Contour plot in the $(M,m_s)$ plane (where $M$ is the detector-frame BH mass) of BH/cloud signals at $z=0.1$ that would be detectable by Cosmic Explorer. We consider a semicoherent search with $T_{\mathrm{coh}}=10$ days and different observation times (indicated by the different colors) with (dashed) and without (solid) self-confusion noise. Our estimate of the self-confusion noise is described in the main text. For all plots we consider superradiant instabilities that grow within 30 days.
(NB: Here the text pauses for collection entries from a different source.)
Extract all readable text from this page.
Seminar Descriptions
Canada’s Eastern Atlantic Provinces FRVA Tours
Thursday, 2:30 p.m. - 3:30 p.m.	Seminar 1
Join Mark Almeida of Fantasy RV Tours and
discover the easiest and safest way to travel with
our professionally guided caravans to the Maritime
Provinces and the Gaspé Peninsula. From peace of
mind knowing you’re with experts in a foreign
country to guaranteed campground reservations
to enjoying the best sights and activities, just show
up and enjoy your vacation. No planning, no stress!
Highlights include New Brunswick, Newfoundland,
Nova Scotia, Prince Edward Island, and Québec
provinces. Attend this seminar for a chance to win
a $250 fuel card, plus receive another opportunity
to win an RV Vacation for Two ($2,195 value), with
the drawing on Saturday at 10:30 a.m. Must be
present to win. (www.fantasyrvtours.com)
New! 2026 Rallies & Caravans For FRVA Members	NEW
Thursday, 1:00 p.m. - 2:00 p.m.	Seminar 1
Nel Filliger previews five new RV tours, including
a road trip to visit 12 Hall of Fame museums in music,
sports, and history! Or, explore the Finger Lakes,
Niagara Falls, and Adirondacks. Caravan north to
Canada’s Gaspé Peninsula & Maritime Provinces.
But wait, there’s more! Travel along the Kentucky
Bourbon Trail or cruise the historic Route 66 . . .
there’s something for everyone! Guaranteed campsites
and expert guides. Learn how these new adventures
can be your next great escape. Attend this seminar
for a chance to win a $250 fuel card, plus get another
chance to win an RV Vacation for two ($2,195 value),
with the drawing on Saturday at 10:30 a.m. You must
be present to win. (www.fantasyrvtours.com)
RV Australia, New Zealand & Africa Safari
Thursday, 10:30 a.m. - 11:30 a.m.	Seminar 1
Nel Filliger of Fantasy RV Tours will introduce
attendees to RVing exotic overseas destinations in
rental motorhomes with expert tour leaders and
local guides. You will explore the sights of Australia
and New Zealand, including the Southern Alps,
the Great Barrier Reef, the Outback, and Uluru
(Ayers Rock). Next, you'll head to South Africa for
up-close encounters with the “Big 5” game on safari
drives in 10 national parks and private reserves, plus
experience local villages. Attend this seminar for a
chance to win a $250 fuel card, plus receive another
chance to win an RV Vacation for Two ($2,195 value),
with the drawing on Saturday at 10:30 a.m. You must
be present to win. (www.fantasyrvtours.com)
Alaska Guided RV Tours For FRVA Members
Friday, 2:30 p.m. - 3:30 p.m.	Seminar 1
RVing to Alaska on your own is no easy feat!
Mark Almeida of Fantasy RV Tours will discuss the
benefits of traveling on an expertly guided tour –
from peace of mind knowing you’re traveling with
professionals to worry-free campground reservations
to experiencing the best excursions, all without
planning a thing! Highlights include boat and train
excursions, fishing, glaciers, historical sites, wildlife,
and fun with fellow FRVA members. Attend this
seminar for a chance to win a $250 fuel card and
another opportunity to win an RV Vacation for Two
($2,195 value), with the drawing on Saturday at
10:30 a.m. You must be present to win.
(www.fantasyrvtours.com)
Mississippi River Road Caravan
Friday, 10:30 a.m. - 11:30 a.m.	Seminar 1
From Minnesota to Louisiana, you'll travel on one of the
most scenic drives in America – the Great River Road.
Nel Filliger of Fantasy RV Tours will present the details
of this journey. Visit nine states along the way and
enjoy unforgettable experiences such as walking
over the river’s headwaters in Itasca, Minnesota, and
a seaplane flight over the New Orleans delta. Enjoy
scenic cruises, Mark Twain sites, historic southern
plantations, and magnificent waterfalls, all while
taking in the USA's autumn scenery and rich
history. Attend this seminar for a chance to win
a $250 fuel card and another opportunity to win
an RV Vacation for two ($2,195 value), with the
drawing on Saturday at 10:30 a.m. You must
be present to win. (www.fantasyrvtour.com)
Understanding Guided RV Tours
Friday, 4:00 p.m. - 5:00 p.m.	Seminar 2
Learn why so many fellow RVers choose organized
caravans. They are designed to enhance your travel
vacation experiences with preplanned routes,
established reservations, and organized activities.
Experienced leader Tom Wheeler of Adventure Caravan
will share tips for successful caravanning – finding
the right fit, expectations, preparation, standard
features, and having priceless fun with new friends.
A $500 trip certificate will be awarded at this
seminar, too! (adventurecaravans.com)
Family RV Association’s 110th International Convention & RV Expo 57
The four panels correspond to different BH spins $\chi$, as indicated in the legend.

Figure 5

Same as Fig. 4 for a system with BH spin $\chi =0.8$ detected at smaller redshift ($z=0.05$).

Figure 6

Stochastic background fluxes (in color) plotted over the noise PSD (in black) for the different detectors.

Figure 7

Merger events that could have detectable postmerger GW signals without (left panel) and with (right panel) self-confusion noise for Cosmic Explorer, assuming $T_{\mathrm{coh}}=10$ days and one year of continuous observation time. The different curves correspond to different astrophysical assumptions on the progenitor masses and spins, as described in the main text. The dashed black line marks the threshold to have at least one observable event within one year of observation.

Figure 8

Left panel: GW intrinsic amplitude $h_0^{(\tilde{\ell })}r/M$ [c.f. Eq. (12)] for the $\tilde{\ell }=2$ (solid lines) and $\tilde{\ell }=3$ (dashed lines) modes as a function of $M\mu$ and different selected values of the BH spin ($\chi =0.7$, 0.9, 0.99). Right panel: GW intrinsic amplitude for the $\tilde{\ell }=2$ and $\tilde{\ell }=3$ modes computed at the value of $M\mu$ that maximizes the superradiant instability growth rate (cf. Fig. 1).